Whether in the Scottish Highlands or the Mongolian desert, artist Catherine Hyland is always exploring the complex relationship between people and the land. Her sublime, large-format photographs depict humanity’s attempts to tame its environment and how these actions shape national identity and collective memory. Here, she tells Capture about her creative process, the importance of staying curious and how the absurdity of real life informs her work.
Over the last decade, Catherine Hyland has made work about Lithium mining in the Atacama desert, how young Mongolian sumo wrestlers are grappling with climate change and the rituals and gestures that bond North Korean defectors. While the work is rooted in critical theory and conceptual rigour, Catherine always centres on the human experience, ensuring each image is an emotional encounter as much as an intellectual one. Playing with scale and stillness, her viewers are often left awe-struck, captivated by unfamiliar scenes and spectacles.

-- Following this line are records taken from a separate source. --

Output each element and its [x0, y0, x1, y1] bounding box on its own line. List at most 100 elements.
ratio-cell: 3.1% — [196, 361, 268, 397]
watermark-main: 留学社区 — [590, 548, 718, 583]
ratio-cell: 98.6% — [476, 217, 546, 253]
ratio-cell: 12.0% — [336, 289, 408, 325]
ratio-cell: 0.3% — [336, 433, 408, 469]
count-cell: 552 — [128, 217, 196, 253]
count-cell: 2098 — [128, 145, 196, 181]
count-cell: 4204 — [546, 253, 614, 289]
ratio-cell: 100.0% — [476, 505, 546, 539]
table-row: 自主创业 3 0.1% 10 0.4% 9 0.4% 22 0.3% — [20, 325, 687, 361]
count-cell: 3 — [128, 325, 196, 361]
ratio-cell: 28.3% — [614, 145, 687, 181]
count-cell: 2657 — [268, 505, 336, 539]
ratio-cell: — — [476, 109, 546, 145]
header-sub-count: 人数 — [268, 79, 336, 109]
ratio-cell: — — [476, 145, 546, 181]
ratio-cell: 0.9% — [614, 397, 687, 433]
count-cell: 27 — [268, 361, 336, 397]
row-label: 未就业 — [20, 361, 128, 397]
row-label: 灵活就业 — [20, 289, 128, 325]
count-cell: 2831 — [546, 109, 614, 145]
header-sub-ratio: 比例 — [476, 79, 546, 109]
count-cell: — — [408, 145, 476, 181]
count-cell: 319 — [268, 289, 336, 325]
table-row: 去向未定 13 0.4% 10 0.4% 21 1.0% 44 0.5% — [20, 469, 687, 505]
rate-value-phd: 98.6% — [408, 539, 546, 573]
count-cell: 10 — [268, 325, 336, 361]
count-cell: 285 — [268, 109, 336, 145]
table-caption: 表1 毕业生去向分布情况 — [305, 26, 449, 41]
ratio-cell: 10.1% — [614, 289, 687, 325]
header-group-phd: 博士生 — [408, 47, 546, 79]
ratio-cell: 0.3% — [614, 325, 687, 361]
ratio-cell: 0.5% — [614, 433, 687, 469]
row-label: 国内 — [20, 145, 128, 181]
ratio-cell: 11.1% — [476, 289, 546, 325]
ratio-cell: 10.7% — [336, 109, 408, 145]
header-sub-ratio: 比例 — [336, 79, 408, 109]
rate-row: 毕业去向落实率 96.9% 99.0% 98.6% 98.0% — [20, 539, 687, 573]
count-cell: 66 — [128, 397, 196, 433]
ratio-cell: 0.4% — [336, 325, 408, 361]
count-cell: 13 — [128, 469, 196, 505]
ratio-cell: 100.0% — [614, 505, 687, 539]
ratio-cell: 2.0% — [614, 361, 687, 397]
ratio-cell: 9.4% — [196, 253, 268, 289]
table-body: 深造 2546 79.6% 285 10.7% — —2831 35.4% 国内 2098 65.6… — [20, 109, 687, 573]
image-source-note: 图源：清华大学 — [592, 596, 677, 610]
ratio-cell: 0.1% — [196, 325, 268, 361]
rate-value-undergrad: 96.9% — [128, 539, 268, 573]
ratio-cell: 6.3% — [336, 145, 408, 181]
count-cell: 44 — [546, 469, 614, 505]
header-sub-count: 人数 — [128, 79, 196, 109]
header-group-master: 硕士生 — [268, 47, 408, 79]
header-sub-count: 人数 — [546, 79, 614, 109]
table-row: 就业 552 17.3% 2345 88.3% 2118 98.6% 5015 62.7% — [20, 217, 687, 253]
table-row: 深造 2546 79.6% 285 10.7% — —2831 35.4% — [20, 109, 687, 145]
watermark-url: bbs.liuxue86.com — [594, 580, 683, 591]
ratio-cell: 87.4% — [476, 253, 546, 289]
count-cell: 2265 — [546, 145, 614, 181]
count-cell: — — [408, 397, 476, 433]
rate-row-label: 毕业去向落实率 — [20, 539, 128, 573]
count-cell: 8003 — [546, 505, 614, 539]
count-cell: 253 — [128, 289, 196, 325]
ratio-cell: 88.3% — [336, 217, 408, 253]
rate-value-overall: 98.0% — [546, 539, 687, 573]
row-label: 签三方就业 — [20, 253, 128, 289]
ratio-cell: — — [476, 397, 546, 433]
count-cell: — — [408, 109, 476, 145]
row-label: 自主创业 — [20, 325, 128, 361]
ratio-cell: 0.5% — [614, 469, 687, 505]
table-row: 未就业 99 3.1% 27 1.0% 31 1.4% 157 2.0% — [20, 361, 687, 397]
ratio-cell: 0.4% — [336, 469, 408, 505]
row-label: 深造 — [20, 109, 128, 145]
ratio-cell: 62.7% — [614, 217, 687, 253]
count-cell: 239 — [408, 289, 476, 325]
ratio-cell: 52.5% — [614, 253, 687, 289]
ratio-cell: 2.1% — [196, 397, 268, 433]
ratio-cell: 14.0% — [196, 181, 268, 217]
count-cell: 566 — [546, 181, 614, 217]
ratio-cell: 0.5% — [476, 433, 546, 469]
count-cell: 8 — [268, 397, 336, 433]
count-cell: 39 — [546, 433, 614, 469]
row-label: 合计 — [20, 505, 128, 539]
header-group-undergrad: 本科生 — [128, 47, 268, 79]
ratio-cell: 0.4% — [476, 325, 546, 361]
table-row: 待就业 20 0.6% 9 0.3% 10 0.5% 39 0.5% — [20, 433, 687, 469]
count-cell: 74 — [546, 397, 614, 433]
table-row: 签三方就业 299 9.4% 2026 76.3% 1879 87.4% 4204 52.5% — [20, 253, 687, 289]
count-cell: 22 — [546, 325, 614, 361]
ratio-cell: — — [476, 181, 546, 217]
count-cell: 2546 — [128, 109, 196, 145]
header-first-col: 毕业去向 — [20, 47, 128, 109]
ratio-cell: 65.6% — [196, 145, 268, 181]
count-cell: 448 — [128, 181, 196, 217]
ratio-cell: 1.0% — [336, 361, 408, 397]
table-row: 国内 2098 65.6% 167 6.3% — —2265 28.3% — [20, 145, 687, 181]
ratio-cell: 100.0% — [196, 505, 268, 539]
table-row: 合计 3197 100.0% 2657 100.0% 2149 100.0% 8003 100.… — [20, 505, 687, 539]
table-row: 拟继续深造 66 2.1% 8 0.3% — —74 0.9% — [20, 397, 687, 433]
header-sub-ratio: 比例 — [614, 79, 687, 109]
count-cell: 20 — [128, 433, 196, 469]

From the outset, I felt there wasn't anything I could dream up in a studio that would address the absurd and often strange circumstances that arise in real life.
"From the outset, I felt there wasn't anything I could dream up in a studio that would address the absurd and often strange circumstances that arise in real life," says Catherine. "I realised the best way to depict the world's absurdities and rapid, unrelenting development was to seek them out." Fuelled by extensive research, the British artist seeks to unravel notions of national identity, tourism, technology and the climate crisis, often within a community context. Together her quiet yet emotionally charged images are an invitation to consider the complexity of the human experience, past and present.
One of Catherine's most renowned projects, Universal Experience, was made under the banner of an editorial commission. She was sent on assignment to China and Mongolia for two months to follow in the footsteps of pioneer Isabella Bird, a Victorian photographer, explorer and naturalist. Known for her extensive documentation of China, a country where women rarely travelled in the 1890s, especially not alone, Isabella, like Catherine, was a determined adventurer and tireless advocate for women's empowerment.
In Universal Experience, Catherine travelled extensive terrain to some of China and Mongolia's most interesting and hard-to-reach tourist destinations, from the mineral-stained hills of Zhangye Danxia Landform Geological Park in China's Gansu Province to the giant statue of Genghis Khan in Ulaanbaatar, Mongolia. Her expansive images describe how the land has been tamed for human consumption - designed both for tourists and to construct national identity narratives. Winning numerous accolades and exhibited globally, the work is a powerful testament to the ways grand narratives shape the human psyche.